A Fire in the Sun
- First edition
- Author: George Alec Effinger
- Cover artist: Steve Youll and Paul Youll
- Language: English
- Series: Marîd Audran series
- Genre: Science fiction, cyberpunk
- Publisher: Doubleday
- Publication date: June 1989
- Publication place: United States
- Media type: Print (hardback & paperback)
- Pages: 189
- ISBN: 0-385-26324-4
- OCLC: 19127822
- Dewey Decimal: 813/.54 19
- LC Class: PS3555.F4 F5 1989
- Preceded by: When Gravity Fails
- Followed by: The Exile Kiss

= A Fire in the Sun =

1989 novel by George Alec Effinger

A Fire in the Sun is a cyberpunk science fiction novel by American writer George Alec Effinger, published in 1989. It is the second novel in the three-book Marîd Audran series, following the events of When Gravity Fails, and concentrating on Marîd's experience as he becomes the main lieutenant of Friedlander Bey's business empire while realizing that his new master has darker aspects than he suspected.
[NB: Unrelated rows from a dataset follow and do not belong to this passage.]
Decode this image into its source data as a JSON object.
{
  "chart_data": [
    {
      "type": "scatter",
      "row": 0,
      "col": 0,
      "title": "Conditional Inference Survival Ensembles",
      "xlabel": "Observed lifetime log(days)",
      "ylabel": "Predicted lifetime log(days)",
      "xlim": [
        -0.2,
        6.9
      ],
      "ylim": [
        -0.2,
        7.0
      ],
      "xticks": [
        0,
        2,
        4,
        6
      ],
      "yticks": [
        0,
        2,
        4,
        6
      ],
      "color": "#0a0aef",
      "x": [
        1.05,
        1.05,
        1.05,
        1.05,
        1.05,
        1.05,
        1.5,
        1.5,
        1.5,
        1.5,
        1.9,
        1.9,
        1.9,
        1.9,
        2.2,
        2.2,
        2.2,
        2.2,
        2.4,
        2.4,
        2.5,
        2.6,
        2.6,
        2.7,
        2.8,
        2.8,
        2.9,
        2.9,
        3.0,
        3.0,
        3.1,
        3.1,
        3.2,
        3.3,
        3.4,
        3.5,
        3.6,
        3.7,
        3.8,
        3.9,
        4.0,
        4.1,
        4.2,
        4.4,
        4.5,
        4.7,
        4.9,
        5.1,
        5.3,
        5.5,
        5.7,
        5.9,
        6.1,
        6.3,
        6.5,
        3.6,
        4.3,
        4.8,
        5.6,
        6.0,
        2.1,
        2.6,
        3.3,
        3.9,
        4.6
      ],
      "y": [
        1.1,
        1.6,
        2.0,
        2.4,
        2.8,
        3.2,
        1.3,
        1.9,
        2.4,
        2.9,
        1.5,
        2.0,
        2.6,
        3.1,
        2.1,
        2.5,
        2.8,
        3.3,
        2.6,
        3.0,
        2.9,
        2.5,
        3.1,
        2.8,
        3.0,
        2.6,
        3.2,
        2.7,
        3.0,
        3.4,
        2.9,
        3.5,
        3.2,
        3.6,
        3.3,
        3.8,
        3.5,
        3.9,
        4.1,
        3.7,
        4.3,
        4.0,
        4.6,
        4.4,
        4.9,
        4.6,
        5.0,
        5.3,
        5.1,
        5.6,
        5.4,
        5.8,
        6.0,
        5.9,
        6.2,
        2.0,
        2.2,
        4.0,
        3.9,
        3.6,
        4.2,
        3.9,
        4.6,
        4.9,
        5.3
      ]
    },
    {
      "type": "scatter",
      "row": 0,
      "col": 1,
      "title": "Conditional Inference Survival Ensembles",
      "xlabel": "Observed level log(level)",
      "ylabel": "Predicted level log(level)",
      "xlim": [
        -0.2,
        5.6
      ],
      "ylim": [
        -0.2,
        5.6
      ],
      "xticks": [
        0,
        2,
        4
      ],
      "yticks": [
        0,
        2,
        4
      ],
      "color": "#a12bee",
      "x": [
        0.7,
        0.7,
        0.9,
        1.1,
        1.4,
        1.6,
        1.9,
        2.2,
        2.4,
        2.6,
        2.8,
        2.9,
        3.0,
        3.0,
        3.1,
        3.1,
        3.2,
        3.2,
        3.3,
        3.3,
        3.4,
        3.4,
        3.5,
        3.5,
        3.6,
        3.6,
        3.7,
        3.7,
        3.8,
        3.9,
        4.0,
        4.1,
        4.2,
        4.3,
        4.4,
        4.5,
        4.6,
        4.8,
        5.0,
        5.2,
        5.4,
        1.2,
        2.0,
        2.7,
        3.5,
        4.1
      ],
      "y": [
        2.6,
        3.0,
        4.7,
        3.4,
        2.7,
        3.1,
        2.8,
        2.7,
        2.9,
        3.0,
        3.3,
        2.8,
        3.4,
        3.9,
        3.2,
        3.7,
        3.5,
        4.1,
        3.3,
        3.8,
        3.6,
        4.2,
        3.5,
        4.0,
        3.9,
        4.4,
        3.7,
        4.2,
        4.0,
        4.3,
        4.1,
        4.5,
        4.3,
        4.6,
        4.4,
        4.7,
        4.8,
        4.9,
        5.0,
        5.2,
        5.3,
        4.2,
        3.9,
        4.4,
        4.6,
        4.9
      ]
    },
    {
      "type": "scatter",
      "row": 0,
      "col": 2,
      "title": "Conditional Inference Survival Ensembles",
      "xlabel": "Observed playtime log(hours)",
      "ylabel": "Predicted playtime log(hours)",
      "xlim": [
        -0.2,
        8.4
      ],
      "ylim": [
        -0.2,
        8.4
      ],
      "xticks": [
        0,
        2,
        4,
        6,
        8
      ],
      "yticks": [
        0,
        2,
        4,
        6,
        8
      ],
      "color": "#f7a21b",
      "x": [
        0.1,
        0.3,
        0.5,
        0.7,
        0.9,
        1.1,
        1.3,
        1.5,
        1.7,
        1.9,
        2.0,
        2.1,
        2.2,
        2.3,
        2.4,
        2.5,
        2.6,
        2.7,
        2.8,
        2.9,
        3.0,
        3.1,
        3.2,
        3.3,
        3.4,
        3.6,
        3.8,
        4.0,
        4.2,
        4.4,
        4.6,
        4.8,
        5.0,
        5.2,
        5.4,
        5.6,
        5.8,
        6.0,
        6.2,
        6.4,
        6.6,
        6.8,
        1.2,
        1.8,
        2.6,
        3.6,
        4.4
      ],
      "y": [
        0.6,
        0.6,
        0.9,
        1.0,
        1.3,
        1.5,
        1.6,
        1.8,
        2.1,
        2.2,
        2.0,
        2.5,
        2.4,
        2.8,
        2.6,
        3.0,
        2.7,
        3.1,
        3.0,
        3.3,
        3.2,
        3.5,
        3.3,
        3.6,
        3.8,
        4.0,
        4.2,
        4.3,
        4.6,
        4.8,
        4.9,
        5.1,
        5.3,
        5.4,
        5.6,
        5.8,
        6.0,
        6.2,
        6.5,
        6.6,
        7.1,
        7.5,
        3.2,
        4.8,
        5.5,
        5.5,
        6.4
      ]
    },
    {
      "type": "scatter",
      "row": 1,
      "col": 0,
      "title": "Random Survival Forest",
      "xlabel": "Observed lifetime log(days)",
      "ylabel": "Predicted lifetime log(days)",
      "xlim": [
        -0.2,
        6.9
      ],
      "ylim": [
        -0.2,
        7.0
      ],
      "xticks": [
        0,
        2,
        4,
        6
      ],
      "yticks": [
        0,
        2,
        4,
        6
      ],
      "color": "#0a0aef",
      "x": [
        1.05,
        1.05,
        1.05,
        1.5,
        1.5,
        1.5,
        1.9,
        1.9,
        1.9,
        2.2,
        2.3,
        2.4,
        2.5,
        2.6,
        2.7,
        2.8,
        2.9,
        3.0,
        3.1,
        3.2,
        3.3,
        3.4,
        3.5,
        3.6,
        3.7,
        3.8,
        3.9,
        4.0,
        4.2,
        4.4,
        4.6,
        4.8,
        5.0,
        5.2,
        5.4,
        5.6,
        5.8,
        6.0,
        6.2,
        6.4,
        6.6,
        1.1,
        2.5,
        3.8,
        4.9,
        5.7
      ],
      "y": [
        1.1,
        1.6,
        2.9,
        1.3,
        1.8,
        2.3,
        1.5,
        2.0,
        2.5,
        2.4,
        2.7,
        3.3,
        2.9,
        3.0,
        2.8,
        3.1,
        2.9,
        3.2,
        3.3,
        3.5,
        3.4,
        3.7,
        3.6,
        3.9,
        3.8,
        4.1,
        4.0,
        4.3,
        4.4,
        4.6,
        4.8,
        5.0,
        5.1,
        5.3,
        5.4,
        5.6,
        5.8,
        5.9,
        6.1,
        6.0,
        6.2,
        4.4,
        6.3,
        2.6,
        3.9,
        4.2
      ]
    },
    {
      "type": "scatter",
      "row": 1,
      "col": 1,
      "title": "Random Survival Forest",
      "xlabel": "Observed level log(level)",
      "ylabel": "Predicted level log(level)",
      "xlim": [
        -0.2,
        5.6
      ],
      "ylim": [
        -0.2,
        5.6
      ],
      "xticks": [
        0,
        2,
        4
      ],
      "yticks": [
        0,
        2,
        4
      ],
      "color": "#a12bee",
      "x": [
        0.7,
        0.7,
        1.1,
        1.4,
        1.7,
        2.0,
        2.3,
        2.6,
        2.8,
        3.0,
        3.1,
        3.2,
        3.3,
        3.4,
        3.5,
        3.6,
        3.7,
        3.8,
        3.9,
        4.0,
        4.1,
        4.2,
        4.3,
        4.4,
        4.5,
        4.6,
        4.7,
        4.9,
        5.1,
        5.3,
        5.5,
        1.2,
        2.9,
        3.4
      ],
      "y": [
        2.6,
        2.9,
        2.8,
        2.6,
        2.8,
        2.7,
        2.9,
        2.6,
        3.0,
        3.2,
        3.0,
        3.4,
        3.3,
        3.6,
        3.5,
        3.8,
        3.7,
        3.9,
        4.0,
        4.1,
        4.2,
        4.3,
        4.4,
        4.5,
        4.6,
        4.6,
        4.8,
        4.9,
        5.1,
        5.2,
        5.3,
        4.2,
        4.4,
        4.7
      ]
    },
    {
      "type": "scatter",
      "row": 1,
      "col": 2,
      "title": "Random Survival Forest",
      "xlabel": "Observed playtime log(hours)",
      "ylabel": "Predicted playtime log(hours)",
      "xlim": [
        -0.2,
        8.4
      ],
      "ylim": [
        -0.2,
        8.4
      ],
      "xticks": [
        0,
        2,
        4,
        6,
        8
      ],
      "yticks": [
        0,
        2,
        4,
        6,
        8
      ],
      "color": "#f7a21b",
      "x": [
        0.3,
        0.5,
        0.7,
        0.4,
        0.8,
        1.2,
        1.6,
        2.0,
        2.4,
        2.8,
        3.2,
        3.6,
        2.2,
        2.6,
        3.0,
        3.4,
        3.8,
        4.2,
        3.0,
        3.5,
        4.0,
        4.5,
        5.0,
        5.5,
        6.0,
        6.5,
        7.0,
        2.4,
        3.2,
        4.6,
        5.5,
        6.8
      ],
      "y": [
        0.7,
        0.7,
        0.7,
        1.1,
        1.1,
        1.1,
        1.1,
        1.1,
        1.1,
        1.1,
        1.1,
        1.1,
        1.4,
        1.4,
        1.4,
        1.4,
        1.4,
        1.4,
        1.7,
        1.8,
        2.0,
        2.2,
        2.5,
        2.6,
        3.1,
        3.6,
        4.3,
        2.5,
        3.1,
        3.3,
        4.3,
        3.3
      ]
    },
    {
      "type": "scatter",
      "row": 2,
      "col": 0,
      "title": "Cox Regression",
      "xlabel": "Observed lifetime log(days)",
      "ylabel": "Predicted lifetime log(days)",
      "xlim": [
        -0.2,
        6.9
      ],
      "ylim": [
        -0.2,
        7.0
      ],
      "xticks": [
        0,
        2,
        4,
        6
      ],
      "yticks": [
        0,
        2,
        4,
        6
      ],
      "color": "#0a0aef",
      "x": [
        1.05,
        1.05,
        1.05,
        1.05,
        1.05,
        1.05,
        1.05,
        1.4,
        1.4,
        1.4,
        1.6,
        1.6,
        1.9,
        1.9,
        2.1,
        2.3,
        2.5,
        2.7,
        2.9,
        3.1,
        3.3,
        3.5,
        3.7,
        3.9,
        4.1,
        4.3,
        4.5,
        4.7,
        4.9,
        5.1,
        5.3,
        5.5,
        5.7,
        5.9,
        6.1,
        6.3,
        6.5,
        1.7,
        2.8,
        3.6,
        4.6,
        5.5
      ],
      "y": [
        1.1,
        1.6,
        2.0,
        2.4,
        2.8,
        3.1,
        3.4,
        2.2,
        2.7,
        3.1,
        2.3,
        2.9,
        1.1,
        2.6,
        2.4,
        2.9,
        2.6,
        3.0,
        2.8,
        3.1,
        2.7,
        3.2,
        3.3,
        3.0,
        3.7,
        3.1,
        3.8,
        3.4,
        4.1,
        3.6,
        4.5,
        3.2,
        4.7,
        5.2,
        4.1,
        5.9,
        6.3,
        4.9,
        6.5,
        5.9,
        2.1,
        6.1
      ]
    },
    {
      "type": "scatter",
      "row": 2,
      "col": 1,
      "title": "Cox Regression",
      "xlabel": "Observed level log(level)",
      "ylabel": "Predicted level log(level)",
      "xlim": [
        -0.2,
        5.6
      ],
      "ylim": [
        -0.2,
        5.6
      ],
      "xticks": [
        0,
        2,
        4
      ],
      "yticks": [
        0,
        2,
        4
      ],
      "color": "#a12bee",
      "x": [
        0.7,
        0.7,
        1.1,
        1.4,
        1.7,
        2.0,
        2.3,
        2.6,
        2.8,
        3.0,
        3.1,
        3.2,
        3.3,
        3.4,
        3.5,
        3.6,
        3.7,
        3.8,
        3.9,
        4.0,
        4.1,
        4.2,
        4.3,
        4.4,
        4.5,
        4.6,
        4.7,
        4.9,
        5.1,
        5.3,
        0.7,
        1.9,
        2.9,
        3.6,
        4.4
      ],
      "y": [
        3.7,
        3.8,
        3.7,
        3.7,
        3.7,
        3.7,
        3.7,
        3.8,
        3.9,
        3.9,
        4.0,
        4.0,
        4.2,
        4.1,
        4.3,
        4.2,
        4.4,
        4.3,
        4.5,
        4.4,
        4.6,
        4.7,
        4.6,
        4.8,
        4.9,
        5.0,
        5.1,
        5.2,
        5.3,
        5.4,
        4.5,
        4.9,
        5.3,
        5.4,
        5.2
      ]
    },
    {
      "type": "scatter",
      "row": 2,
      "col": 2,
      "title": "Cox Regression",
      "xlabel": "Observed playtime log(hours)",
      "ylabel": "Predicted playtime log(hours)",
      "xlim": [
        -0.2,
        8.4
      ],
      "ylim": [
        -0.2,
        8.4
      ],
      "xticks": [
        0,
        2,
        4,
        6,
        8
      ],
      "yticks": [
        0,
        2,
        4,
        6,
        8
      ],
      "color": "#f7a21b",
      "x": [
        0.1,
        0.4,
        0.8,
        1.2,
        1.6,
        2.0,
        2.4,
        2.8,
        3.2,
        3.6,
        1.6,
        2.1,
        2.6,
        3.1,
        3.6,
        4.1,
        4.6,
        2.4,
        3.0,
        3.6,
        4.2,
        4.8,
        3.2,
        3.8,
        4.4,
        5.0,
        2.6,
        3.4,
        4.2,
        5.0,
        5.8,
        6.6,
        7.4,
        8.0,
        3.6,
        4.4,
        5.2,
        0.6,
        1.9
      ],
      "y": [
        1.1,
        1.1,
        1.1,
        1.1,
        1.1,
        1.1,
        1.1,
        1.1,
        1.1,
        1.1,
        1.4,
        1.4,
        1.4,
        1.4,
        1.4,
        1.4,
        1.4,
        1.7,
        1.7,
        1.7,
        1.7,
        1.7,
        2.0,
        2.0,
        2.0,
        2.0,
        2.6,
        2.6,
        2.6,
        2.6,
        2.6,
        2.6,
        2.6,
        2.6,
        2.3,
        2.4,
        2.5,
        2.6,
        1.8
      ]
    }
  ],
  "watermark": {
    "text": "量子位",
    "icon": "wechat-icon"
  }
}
The title of the novel comes from "It's All Over Now, Baby Blue", a song by Bob Dylan: "Yonder stands your orphan with his gun / crying like a fire in the sun".

==Plot summary==
Taking place some months after the events described in When Gravity Fails, Marîd Audran, once a small-time hustler on the streets of the decadent Budayeen, finds himself as one of the lieutenants of Friedlander Bey or "Papa", the most influential man in the city. With his independence taken from him and being stationed as a liaison between Bey and the local law enforcement under the supervision of Sergeant Hajjar, Audran is forced to pair up with his colleague Jirji Shaknahyi in order to track down yet another serial killer who likes to remove some of the internal organs of their victims.